Madam Speaker, it is a pleasure to say a few words this afternoon on Bill C-12, the legislation to create an employment insurance system in Canada.
I have been associated with the efforts to modernize and reform Canada's unemployment insurance system for some 12 years. I was a civil servant between 1984 and 1988 in the department which preceded the human resources development department in the area that was working on unemployment insurance reform. For the last eight years as a member of Parliament I have represented a constituency in which unemployment insurance is a very important part of the local economy. I have been associated with many of the efforts to reform the UI program and changes that have been made to that program over the last eight years.
Most recently, as the chair of the human resources development committee I travelled across the country examining the views of Canadians on the reform of Canada's social security system. I had a chance to talk to many Canadians about the need for UI reform and the direction the UI reform process should take.
Bill C-12 has gone through a great deal of study by the Government of Canada, by both the current and previous ministers responsible, as well as members of the House, notably the members of the Standing Committee on Human Resources Development. It represents a major step forward in the difficult task of reforming Canada's system for insuring Canadians against unemployment, for providing Canadians with support and creating conditions for stable employment and job security in a rapidly changing world.

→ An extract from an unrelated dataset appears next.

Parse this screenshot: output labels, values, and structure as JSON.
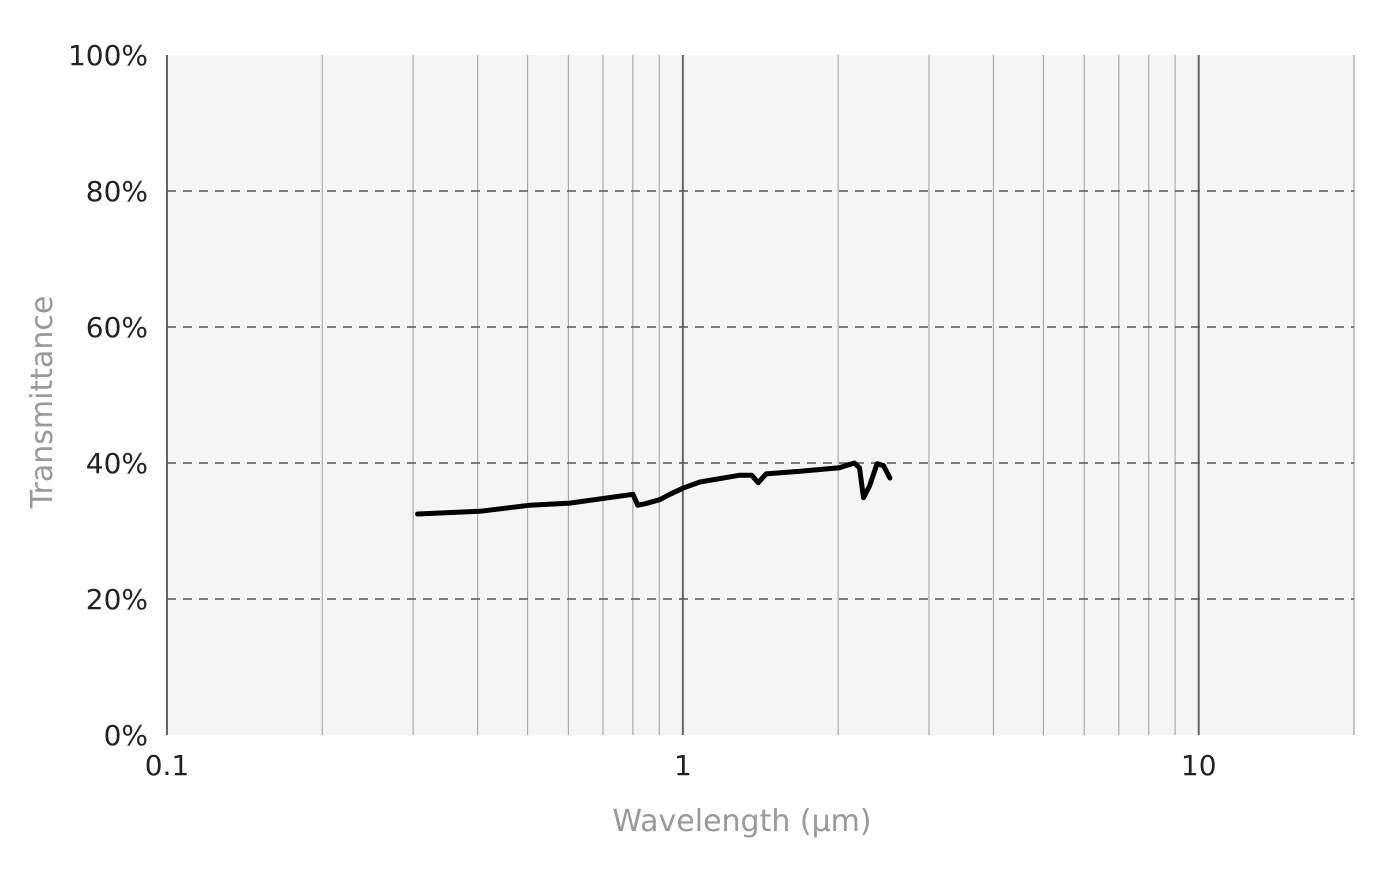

While the changes which are represented in the employment insurance bill do not completely provide the kind of employment insurance we will need to confront our problems in the 21st century, they do go a very long way toward improving and modernizing the present unemployment insurance system. Let me make a few brief important points about what the legislation does.
Basing the new system on hours and not on weeks will create a much more flexible employment insurance system which, in today's job market, will entitle people to employment insurance much more readily than in the past. It will be fairer to seasonal workers. Many of them have concentrated weeks of work in a short time of the year. If they do not acquire the 12, 13 or 14 weeks under the existing system whether or not they work long hours during those weeks, often they do not qualify for unemployment insurance.
Changing the formula to hours allows seasonal workers easier entitlement and in a shorter period of time. It will also allow workers who can only get part time work to use those hours to build toward their entitlement. Previously in many cases if workers did not work 15 hours a week, they simply did not qualify for unemployment insurance.
It is an improved system because it will provide a much broader coverage for the labour force. It covers every hour worked, not just for those individuals who work a minimum of 15 hours a week. Providing broader coverage not only allows more people access to the employment insurance income benefits which are part of the
program but it also allows more people to have access to the tools for re-employment which are also part of the legislation.
Those tools for re-employment are now only available to people who are getting unemployment insurance benefits. That has created a great deal of confusion and distortion in areas where people would like to take advantage of training programs but do not qualify for unemployment insurance. They are unable to access that benefit. Under this new system those benefits will be more broadly available. More support will be provided for individuals to take advantage of those tools to get back to work.
This new system introduces the notion of allowing people to accumulate and build their entitlement. That is a very powerful incentive to creating more stable and long term jobs especially in those parts of Canada where it is more difficult to create jobs.
The notion of allowing people to accumulate entitlement is in various parts of the bill. It starts with the basis of hours worked rather than weeks worked as a unit of account. The intensity rule is a very astute amendment by the member for Etobicoke-Lakeshore. It allows for people who are repeat users of benefits and who would have their benefit levels reduced through the intensity rule, that by working more hours during that period of unemployment they can build back up their entitlement thereby delaying the effects of the intensity rule.
A number of features in this program are directly suited to people with low incomes. It will give them an opportunity to have more than the 55 or 57 per cent of their earnings replaced through this new system. Through the family income supplements which are part of the new employment insurance system, people with low incomes will be able to have a larger portion of their incomes replaced. That is one of the progressive features of the system.
The new system recognizes the regional differences and the fact that in many parts of the country jobs are much harder to find. The system is regionally differentiated in order to take that into account. The important thing we all have to know in this House is that the fundamental purpose of this legislation has to be to create the conditions for jobs and job creation especially in those parts of Canada where jobs are difficult to create.
The unemployment insurance system cannot be a barrier or obstacle to creating jobs. If it does that, and the old system has done that, then we are fighting against ourselves. We are working at cross purposes and we are not providing the environment Canadians want and need in order to have the jobs that will provide secure incomes for the 21st century. That is why this system is an important improvement to the existing unemployment insurance system in Canada.